BioinfoUNIBA / REDItools

REDItools are python scripts to investigate RNA editing at genomic scale.
MIT License
57 stars 35 forks source link

How to infer strand properly for stranded RNA library? #10

Open wendy517 opened 3 years ago

wendy517 commented 3 years ago

I am struggling about how to infer strand information with REDItools by using -s parameter for stranded RNA-seq. For sure by choosing different -s parameter [0/1/2/12] for one sample, the substitutions result will shift. But among replicate samples, when using the same -s parameter, the nucleotide base in the reference genome and the strand information results came out differently and I don't know why.

flde commented 11 months ago

Dear all,

Many thanks for the great tool! I want to second @wendy517 questions. I run REDItoolDnaRna.py with RNA-seq data, the ENSEMBL reference genome, and with -s 2 -g 2 -S as described in the nature methods. Everything worked perfectly but the results are +, -, stranded. Two questions, (i) in theory there could be overlapping transcripts on opposing strands. In case there is an editing site on both mRNA on the same position - just opposite strand - would REDItool be able to distinguish them? And (ii) is the strand set to if the inference of -g 2 fails?
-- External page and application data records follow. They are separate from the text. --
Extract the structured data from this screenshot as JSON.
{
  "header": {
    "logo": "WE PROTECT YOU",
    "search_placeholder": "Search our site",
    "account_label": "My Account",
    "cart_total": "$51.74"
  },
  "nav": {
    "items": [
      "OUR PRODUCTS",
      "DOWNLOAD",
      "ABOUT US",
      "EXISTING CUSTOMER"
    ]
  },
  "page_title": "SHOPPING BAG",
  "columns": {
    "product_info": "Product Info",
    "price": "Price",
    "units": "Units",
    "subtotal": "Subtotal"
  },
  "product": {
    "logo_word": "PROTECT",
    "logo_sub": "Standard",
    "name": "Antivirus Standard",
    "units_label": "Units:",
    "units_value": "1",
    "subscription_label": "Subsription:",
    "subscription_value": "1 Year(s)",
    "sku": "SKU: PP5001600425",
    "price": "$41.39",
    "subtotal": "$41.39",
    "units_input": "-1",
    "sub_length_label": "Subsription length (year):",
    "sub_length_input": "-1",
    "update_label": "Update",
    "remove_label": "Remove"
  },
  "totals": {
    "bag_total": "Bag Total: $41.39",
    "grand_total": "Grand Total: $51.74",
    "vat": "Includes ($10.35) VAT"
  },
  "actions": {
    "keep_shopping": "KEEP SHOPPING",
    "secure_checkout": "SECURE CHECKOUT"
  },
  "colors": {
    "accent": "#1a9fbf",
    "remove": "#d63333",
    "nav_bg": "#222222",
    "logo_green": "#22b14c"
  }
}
I used the NEBNext Ultra II Directional RNA Library Prep Kit were the reads should map to the opposite strand from which they originate - I guess. In that case I also have to reverse the strand of the resulting editing site?

I would highly appreciate insights from your side.

Many thanks!

Best wishes, Florian

flde commented 11 months ago

I am sorry, but I can't sort it out. From what I see the REDItools option fits my RNA-seq assay and that yields stranded information about the editing. However, if I want to detect mRNA A-to-I editing, should I select A-to-G on the "+" and "-" strand or T-to-C events on the "-"?

And how is the reference base and editing event determined in case the strand was not infered? I find entries with undecided strand but statments about the the reference base and substitution.

I would really appreciate your help here.

Best wishes, Florian

evchambers commented 7 months ago

Hi All,

I am also running into issues with inferring the correct strand identity when using REDItoolKnown on some RNA-seq data. I am using the rediportal database as reference and I am having weird cases where an edit site is identified at

20 4819100 A -

in my RNA-seq data, but the rediportal database has the same site as

20 4819100 T -

I presume the strandedness has been incorrectly identified in the RNA seq data as I would expect the A to G edit to be on the + stand? I used infer_experiment.py to work out the strandedness in my RNA-seq data and used the following flags -s 2 -g 2 -S as recommended. Any further insight greatly appreciated.